How Cancer Has Opened More Doors for Me Than Encephalitis
Cancer has become a bit of a trump card for me. I think it’s because most people immediately know not only what it is, but also how serious it is. My other conditions tend to be rare and difficult to pronounce, but cancer is simple. People don’t need to know what type I had, they just need to know I had it.
In the last three years, I’ve had two major life-threatening conditions: meningoencephalitis and epithelioid sarcoma. Some would argue one is more important than the other. I would counter that they affect me in different ways.
The cancer means I’m at constant risk of recurrence; at any moment, a new tumor could start to grow. It puts me at risk for the rest of my life (though the chance of recurrence is greatly diminished after the first five years). In the most crude sense, it changed my body from one with two thumbs to one with one-and-a-half thumbs.
It meant I had to relearn to do many things, and I had to come to terms with what some could argue is disfigurement.
The meningoencephalitis (or a combination of meningitis and encephalitis) fundamentally changed the way my brain and body works. It’s a bit like a factory reset, where some of the data got mistranslated. I’ve had to come to terms with a brain and body that no longer does everything it used to.
Everything in my life was changed.
Strangely enough, most people are more willing to accept the consequences of my cancer rather than the consequences of my encephalitis, despite both being life-threatening and both most likely impacting me for the rest of my life.

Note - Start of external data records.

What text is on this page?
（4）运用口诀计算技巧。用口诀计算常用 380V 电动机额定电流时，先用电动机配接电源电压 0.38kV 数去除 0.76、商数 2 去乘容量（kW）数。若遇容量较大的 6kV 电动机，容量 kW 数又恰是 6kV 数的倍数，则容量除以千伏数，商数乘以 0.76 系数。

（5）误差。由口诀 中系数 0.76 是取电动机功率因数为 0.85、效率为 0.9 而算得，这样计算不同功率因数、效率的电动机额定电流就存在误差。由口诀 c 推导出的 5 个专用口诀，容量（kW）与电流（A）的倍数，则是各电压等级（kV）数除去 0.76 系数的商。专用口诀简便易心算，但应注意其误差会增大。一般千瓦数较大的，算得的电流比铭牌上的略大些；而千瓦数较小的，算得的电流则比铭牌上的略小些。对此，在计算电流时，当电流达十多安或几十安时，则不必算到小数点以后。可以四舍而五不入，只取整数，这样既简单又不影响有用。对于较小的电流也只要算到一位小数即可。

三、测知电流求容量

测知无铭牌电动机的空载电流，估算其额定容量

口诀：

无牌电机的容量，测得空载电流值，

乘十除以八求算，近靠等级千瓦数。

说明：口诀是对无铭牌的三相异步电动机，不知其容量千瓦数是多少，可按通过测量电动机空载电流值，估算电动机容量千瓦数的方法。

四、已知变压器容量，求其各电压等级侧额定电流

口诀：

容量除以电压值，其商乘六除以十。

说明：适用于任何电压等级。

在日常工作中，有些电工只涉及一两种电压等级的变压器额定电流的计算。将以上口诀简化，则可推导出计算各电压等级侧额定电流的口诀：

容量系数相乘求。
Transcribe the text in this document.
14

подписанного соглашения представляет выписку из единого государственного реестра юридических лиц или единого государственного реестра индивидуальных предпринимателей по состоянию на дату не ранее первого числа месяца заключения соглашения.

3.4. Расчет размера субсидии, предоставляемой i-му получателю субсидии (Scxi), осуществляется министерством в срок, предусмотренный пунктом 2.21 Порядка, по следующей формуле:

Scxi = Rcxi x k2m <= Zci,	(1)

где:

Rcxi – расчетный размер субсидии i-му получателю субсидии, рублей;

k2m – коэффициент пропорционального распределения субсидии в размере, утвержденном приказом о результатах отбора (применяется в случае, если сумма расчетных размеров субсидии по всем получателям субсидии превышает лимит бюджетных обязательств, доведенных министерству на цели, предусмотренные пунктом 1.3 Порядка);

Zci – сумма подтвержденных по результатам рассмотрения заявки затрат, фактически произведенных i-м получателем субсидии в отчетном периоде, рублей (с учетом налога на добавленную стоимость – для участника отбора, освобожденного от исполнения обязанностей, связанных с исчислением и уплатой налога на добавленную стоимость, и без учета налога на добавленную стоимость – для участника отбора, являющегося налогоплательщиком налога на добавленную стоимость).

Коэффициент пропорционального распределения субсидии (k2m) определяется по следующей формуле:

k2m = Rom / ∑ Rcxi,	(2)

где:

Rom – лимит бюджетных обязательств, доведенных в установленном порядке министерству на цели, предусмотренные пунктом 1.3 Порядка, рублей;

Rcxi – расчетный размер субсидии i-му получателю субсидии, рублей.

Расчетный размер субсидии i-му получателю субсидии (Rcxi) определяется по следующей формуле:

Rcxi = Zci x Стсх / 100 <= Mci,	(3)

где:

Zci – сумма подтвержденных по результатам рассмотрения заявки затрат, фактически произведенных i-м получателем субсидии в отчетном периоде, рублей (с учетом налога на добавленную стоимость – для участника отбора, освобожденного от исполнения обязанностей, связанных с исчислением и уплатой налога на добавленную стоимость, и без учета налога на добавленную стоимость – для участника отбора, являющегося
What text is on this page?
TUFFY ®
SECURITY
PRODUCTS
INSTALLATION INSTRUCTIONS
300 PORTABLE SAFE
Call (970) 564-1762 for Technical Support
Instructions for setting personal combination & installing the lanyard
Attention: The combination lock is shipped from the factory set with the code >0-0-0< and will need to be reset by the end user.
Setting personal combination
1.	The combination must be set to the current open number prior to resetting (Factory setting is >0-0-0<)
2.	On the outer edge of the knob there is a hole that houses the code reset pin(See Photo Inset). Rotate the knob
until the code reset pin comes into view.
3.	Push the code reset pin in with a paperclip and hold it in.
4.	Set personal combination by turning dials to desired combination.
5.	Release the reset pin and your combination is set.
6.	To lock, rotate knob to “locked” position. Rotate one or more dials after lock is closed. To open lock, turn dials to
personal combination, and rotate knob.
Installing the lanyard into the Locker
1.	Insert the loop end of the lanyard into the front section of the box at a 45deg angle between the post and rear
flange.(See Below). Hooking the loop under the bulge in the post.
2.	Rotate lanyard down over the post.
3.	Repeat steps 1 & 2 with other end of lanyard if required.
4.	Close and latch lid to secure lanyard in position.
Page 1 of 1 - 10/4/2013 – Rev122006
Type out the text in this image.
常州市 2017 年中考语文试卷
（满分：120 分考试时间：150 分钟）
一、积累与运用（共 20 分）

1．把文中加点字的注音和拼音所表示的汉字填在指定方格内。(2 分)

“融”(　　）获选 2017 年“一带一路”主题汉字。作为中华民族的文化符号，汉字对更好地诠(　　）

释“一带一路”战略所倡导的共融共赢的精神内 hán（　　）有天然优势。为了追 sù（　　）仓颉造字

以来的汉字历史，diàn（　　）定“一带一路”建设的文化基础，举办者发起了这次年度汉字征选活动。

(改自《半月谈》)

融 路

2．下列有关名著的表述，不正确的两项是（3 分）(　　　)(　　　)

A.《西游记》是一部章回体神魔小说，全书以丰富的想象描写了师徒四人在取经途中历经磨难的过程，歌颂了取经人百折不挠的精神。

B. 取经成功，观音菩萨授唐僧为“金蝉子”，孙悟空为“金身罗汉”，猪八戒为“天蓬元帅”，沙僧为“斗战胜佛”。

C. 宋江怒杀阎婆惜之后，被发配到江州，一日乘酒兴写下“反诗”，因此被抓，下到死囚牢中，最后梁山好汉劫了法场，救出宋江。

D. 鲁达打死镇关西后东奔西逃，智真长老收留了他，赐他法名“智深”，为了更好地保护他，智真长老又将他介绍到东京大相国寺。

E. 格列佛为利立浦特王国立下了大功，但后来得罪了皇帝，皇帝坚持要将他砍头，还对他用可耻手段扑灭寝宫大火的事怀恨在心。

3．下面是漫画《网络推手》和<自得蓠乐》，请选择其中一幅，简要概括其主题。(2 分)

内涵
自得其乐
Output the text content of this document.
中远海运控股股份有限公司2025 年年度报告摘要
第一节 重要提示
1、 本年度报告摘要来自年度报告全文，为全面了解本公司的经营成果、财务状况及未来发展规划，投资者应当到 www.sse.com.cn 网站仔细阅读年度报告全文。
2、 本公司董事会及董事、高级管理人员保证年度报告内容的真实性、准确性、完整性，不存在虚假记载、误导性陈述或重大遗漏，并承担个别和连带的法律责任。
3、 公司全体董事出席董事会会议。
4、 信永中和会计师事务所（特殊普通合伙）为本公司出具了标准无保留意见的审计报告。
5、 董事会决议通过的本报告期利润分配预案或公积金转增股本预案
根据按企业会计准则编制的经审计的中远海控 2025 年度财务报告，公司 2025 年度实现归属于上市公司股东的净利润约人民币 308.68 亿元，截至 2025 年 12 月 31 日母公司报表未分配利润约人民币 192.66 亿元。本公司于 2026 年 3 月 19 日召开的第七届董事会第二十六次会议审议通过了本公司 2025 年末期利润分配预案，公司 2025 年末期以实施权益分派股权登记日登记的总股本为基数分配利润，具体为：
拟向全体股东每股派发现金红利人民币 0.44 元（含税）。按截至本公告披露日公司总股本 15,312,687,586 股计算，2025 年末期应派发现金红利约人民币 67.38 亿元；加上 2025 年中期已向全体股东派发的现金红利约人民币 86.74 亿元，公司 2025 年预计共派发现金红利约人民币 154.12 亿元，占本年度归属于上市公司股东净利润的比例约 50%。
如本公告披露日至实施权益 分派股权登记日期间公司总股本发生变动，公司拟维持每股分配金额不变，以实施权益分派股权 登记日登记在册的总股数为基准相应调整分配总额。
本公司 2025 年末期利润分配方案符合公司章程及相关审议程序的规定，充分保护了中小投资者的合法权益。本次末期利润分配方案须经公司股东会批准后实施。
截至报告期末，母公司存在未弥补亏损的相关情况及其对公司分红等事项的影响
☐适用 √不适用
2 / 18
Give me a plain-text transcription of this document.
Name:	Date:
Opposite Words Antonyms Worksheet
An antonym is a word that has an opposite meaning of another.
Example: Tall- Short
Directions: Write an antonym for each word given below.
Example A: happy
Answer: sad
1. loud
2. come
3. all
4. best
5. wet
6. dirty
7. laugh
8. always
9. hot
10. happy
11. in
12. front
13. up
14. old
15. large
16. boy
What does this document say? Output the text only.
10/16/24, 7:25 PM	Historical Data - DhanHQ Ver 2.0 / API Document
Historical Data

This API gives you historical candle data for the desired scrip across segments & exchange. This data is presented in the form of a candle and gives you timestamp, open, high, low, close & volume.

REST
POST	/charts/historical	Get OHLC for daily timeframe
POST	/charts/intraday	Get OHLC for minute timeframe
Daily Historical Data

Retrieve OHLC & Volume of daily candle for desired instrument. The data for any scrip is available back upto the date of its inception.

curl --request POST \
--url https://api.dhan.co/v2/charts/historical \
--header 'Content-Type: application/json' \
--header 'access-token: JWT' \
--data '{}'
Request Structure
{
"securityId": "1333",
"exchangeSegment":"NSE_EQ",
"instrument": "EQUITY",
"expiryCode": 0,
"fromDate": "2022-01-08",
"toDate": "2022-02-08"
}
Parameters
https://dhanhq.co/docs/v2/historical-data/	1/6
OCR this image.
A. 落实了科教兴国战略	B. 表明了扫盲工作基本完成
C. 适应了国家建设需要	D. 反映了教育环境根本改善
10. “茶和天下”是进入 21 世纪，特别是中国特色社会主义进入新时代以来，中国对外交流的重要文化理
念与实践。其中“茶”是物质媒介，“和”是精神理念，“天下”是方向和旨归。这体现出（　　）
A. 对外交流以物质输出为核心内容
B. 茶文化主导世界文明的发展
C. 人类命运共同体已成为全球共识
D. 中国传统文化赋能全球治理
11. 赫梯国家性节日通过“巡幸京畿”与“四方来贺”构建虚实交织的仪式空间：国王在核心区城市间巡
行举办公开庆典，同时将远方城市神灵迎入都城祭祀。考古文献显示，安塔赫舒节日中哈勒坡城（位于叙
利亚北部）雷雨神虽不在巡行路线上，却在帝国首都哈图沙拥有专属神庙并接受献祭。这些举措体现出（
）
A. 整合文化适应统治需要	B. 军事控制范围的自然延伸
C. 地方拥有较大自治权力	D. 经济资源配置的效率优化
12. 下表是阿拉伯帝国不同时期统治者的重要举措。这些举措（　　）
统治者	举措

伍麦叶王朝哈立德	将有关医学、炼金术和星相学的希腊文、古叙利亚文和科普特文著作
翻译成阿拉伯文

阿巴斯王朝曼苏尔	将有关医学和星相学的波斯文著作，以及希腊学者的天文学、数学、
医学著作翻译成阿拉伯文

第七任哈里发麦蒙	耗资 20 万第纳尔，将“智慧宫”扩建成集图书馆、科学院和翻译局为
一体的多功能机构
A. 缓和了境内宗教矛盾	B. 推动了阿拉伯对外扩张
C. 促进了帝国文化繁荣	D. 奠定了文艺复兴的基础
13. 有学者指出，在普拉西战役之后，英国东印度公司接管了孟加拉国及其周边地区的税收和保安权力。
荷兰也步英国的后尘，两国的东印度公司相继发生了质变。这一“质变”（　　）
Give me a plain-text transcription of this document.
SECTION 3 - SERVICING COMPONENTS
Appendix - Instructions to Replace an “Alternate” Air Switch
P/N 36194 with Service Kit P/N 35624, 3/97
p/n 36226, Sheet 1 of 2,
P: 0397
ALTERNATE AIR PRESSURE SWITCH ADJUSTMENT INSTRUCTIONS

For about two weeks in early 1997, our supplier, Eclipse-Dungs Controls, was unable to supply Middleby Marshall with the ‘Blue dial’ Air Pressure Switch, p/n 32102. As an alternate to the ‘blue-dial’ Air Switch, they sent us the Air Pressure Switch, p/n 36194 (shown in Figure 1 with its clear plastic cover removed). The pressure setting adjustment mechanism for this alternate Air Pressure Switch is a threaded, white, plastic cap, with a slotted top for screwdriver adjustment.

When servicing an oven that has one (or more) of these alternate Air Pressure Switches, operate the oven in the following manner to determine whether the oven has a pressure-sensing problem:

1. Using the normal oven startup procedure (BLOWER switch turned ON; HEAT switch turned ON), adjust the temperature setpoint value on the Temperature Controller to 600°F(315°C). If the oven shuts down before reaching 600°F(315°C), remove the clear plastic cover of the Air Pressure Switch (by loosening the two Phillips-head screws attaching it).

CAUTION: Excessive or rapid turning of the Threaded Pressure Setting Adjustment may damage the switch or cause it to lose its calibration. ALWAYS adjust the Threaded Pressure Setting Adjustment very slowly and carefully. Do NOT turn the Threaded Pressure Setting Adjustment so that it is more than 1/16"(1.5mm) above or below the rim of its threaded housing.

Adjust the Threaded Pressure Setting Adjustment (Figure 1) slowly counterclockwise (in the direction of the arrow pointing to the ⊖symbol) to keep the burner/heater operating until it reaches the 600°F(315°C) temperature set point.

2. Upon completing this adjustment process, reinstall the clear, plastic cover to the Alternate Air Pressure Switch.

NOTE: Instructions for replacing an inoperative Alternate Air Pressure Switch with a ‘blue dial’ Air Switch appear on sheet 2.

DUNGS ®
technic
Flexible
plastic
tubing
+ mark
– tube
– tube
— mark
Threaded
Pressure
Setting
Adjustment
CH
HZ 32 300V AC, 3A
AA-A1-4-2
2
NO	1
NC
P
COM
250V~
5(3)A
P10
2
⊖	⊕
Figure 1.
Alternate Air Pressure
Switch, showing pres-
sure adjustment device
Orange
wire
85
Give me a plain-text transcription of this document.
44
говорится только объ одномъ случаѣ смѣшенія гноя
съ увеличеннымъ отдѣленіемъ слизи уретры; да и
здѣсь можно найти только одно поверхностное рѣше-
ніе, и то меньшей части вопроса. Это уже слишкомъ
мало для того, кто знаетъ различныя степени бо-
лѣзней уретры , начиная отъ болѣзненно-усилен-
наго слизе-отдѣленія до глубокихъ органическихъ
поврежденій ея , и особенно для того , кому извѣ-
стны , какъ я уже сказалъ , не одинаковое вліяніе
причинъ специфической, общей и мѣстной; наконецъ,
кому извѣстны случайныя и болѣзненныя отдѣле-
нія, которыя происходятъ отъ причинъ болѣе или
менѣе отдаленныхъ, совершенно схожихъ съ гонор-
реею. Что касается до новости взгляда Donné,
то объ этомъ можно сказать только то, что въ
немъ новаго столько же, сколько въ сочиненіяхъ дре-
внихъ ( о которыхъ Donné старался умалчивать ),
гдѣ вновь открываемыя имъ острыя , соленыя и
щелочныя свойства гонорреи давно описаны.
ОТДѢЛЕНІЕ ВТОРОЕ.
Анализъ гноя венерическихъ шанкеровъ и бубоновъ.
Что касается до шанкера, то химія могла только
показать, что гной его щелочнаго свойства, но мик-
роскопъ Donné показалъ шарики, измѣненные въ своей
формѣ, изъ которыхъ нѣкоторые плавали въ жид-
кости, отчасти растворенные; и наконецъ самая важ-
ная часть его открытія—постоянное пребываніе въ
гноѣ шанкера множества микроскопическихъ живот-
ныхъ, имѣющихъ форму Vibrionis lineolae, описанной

Cancer has opened more doors for me than my encephalitis ever did. Part of it is education, the other part is physical.
Cancer is known and publicized; encephalitis isn’t. When you look at me, you can easily see the effect of the cancer on my body: part of my hand is literally missing.
From the outside, the encephalitis is quite well hidden. It’s not immediately noticeable that my body is weak or that my pain high. From the outside, you can’t see my brain or the changes in it.
With cancer, I’m suddenly an inspiration. I give hope to others, and I’m a beacon of resilience and determination. But all those qualities were there and witnessed before I had cancer.
At university, there are suddenly hoards of people offering assistance, wanting to help me with everything. I’m constantly asked about my “journey” or “battle.” Sometimes it feels like the encephalitis never happened. It’s as if the only health struggle people are interested in are the last six months of my life, and not the years preceding it.
Generally, I counter the new interest with information — information about my cancer, but also everything else I am dealing with. It’s an opportunity to make others more aware of invisible disability.
It’s a bit like some terrible advertising slogan: they come for the cancer, but stay for the encephalitis.